Monday, Feb. 11, 1946

One for All

"I hope the decision promotes discussion." This was a classic understatement of what the decision would promote. Mr. Justice Ivan Cleveland Rand of Canada's Supreme Court had just announced a revolutionary arbitration award in the labor dispute at Windsor's sprawling Ford Motor Co. of Canada plant.

Should the C.I.O. auto workers have a closed shop? No, said Justice Rand: "[This] would subject the company's interest in individual employes ... to strife within the union and between them and the union. . . . [It] would deny the individual Canadian the right to seek work independently of . . . any organized group . . . [and] would place his economic life at the mercy . . . of an uncontrolled and here an unmatured group."

Yet the union, Justice Rand conceded, could hardly be blamed for seeking a closed shop. Said he: "I doubt if any circumstance provokes more resentment in a plant than this sharing of the fruits of unionist work and courage by the nonmember. . . . All employes should be required to shoulder their portion of the burden of expense for administering the law of their employment, the union contract. . . . They must take the burden with the benefit."

Therefore, said Justice Rand, all 9,500 Ford employes would have to pay the basic union dues of $1 a month, whether they belonged or not. The company would have to collect the money by checkoff and turn it over to the union.

Other Rand rulings:

P: No strike can be called unless voted by a majority of all employes, non-union as well as union.

P: Any worker striking illegally will be fined $3 a day and will lose one year's seniority for each week he refuses to work.

P: If the union calls an illegal strike or fails to repudiate one, it will lose the checkoff for two to six months.

P: The union must admit anyone who wants to join.

Gain or Obstacle? Labor's first reaction was mostly favorable. Said President Aaron Mosher of the Canadian Congress of Labor: "A good equivalent of the union shop." Elroy Robson, President of the C.C.L. Toronto Labor Congress, said the ruling was "worthy of the wisdom of a Solomon."

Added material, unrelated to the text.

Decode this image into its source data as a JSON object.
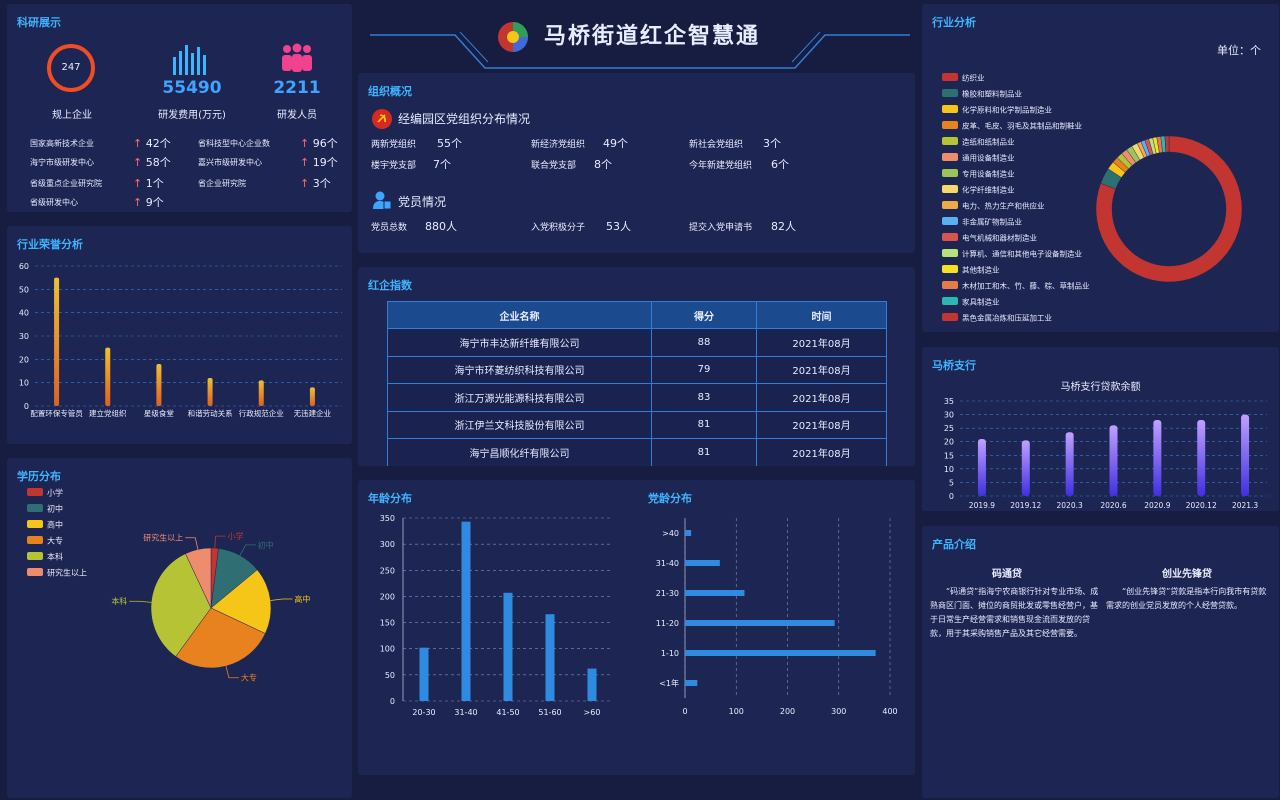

The chief dissenter was C. S. Jackson, Canadian President of the C.I.O. Electrical Workers: "[This] cleverly devised formula . . . could mean a setback for genuine union security."

Management, for the most part, kept its thoughts to itself. But one business mouthpiece, Toronto's Financial Post, had an approving word: "A real step toward . . . full and mutually responsible partnership of management, labor and capital."